Firm extending its low power architecture to servers and communications, partners with LSI on terabit interconnect

By CAROLINE GABRIEL

Published: 11 October, 2012

READ MORE: ARM | Processor | Infrastructure

The processor architectures of ARM and Intel are battling on three fronts - mobile devices, servers and embedded chips - and are increasingly moving on the mobile network, where PowerPC and others have ruled the roost. ARM unveiled its CoreLink interconnect technology this week, along with a memory controller, both targeted at networking and storage equipment.

Texas Instruments, LSI and even - to a more limited extent - PowerPC's greatest backer Freescale, have included ARM cores in their network infrastructure platforms. The UK-based firm sees expanding opportunities as the makers of base station and communication processors rethink their designs in order to cope with the rising demands of mobile data traffic.


At the Linley Tech Processor Conference in San Jose, California ARM said its latest offerings should ship in commercial products in 2014. Its latest intellectual property blocks are the CoreLink CCN-504 interconnect (in effect an on-die network) and the CoreLink DMC-520 dynamic memory controller.

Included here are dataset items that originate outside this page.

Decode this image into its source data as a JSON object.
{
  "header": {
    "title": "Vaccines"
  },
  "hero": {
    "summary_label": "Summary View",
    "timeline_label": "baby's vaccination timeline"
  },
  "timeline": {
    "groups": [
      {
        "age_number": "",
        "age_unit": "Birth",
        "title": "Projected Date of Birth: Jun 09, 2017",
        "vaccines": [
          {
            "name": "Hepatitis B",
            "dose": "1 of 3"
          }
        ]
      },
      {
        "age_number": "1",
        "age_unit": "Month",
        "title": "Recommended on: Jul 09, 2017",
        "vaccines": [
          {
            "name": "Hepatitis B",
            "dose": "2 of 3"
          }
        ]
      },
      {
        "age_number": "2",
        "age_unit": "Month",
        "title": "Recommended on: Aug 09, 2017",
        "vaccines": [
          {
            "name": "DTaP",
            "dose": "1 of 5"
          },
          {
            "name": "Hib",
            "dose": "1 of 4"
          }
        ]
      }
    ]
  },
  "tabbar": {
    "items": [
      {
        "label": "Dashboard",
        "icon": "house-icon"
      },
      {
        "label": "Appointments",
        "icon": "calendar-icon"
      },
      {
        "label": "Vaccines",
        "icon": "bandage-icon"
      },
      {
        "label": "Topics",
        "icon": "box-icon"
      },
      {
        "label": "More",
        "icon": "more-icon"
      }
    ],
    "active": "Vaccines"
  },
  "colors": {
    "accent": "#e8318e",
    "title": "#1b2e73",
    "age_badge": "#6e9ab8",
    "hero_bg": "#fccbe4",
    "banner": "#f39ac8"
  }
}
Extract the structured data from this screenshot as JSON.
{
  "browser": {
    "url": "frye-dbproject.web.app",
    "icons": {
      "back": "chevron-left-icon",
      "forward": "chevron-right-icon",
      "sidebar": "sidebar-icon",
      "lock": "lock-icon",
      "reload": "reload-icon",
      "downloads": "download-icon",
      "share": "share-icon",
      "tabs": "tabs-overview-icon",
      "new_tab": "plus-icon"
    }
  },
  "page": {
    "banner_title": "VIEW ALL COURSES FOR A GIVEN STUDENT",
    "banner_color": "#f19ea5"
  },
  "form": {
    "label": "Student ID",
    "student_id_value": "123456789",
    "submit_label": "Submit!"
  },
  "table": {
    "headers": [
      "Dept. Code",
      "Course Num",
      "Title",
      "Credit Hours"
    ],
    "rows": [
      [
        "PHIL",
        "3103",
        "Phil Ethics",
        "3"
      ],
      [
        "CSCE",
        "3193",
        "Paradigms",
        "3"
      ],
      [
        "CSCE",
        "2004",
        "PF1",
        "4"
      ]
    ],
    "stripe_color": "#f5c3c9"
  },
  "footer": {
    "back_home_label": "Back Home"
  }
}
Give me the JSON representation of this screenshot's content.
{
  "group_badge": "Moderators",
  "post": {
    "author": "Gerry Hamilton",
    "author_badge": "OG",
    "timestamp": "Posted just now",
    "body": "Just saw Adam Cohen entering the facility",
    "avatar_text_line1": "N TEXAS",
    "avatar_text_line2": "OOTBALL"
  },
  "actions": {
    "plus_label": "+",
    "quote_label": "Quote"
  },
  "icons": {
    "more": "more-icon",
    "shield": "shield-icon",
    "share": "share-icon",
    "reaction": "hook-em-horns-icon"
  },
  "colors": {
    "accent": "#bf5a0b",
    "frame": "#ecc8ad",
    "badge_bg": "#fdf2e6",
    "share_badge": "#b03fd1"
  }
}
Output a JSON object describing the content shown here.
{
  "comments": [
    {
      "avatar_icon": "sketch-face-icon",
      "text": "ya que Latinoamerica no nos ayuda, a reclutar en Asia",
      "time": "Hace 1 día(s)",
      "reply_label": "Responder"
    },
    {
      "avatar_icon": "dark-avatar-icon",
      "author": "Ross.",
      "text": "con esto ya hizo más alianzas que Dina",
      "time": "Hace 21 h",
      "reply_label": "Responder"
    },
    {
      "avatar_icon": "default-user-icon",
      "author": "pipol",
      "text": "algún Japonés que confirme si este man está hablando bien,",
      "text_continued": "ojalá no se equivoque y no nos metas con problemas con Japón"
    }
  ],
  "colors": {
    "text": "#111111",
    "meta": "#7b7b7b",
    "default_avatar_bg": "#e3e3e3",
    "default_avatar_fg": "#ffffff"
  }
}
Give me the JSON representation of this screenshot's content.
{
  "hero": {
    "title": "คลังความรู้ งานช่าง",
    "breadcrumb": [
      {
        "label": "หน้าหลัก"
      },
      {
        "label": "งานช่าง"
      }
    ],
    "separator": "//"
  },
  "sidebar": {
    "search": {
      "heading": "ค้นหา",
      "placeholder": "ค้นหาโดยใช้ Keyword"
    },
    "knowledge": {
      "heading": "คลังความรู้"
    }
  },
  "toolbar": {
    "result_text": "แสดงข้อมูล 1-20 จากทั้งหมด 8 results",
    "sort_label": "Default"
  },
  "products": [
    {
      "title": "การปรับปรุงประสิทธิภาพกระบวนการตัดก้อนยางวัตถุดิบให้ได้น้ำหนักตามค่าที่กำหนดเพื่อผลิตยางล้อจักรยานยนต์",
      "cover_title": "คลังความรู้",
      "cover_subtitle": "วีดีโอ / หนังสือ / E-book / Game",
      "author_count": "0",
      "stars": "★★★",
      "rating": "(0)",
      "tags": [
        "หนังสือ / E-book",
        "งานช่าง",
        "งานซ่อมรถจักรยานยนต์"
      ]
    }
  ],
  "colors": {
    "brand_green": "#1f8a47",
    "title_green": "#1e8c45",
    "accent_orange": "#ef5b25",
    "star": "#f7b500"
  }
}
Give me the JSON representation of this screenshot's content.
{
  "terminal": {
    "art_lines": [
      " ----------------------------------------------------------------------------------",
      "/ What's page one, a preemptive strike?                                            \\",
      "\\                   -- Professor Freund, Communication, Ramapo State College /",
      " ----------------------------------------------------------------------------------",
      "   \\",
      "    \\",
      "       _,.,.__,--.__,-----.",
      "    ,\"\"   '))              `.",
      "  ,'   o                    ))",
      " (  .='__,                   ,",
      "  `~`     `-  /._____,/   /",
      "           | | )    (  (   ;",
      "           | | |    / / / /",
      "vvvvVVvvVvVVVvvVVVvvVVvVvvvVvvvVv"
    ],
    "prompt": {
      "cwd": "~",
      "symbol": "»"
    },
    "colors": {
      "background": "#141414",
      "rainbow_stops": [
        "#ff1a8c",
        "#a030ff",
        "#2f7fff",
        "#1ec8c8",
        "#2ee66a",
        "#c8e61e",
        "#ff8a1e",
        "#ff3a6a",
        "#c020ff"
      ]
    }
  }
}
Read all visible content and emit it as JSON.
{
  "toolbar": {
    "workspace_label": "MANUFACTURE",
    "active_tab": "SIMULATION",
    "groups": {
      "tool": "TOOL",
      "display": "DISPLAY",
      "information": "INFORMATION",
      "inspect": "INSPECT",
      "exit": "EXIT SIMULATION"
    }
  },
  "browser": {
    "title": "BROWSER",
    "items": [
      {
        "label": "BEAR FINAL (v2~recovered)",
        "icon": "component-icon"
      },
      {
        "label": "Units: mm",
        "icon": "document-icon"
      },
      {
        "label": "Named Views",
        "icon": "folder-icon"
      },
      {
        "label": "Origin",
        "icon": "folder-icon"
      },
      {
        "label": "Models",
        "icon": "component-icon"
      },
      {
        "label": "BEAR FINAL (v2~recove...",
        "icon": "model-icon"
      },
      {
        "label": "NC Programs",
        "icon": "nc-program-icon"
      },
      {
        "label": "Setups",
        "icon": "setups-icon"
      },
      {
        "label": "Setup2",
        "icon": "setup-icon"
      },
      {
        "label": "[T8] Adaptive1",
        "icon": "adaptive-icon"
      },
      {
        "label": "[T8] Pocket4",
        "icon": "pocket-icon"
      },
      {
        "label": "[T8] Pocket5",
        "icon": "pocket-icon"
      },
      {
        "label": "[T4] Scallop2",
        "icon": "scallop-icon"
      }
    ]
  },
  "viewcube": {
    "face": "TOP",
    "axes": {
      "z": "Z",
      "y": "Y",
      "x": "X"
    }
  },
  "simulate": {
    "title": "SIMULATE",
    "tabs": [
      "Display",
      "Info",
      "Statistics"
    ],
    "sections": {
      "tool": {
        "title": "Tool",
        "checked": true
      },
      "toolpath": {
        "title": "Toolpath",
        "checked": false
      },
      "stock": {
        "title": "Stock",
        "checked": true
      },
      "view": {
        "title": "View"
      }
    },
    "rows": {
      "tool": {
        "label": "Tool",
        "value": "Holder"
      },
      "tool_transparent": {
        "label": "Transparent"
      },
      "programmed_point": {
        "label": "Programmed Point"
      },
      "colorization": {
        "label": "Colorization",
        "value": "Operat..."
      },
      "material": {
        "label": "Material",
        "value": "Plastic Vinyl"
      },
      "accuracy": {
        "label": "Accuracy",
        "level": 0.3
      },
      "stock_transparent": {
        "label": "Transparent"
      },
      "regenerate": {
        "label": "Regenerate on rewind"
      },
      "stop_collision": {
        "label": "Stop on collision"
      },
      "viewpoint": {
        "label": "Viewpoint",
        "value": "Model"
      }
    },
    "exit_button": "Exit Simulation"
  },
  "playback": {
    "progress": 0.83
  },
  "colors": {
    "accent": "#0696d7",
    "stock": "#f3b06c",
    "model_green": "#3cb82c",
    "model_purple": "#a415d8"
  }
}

The two designs work together, with the former providing the 'glue' to connect cores and cache components, within a chip and also to other system elements. It promises real world throughput of 1Tbps speeds (peaks of 1.5Tbps) with 128-bit internal bus, 16Mbytes of shared L3 cache and dual memory channels to link to the DMC-520 memory controllers. There is support for up to ARM cores, whether the current high end 32-bit Cortex A15, or the upcoming 64-bit ARM v8. The CCN-504 can scale up from single-core CPUs to four clusters of four cores each, meaning the common architecture can power infrastructure from small cells to macrocells to communications.

The 504 can be linked to several flavors of high speed networking technology, such as 40Gig Ethernet, and is suited to wired and wireless infrastructure.

ARM focuses its differentiation in the usual area, its low power consumption, which is becoming a critical issue for servers and networks, not just devices, as operators require ever more horsepower to manage their data. Its low energy credentials underpin the whole strategy, of which CoreLink is a part, to push its architecture into as many markets as possible, squeezing x86, PowerPC and Mips.

In this case, the target applications are communications and storage at the edge of the network, an area which Intel is also chasing. For both, according to Jim McGregor, principal analyst at Tirias Research, the first wins will come by displacing custom ASICs or specialized RISC architectures, before the two giants really go head-to-head.

As in mobile devices, ARM will stand or fall on its ecosystem and the breadth of support for its platforms, which reduce the risk of relying on a relatively small player, accelerate R&D efforts, and ensure control does not rest with one major firm. In the networking market, SoC supporters include Broadcom, Cavium, Freescale, Huawei, LSI, Mindspeed and TI. Freescale still uses its trademark PowerPC for much of its networking and base station range, but recently adopted ARM for small cells and there is considerable speculation that it will make a fuller conversion over time as power reduction pressures mount.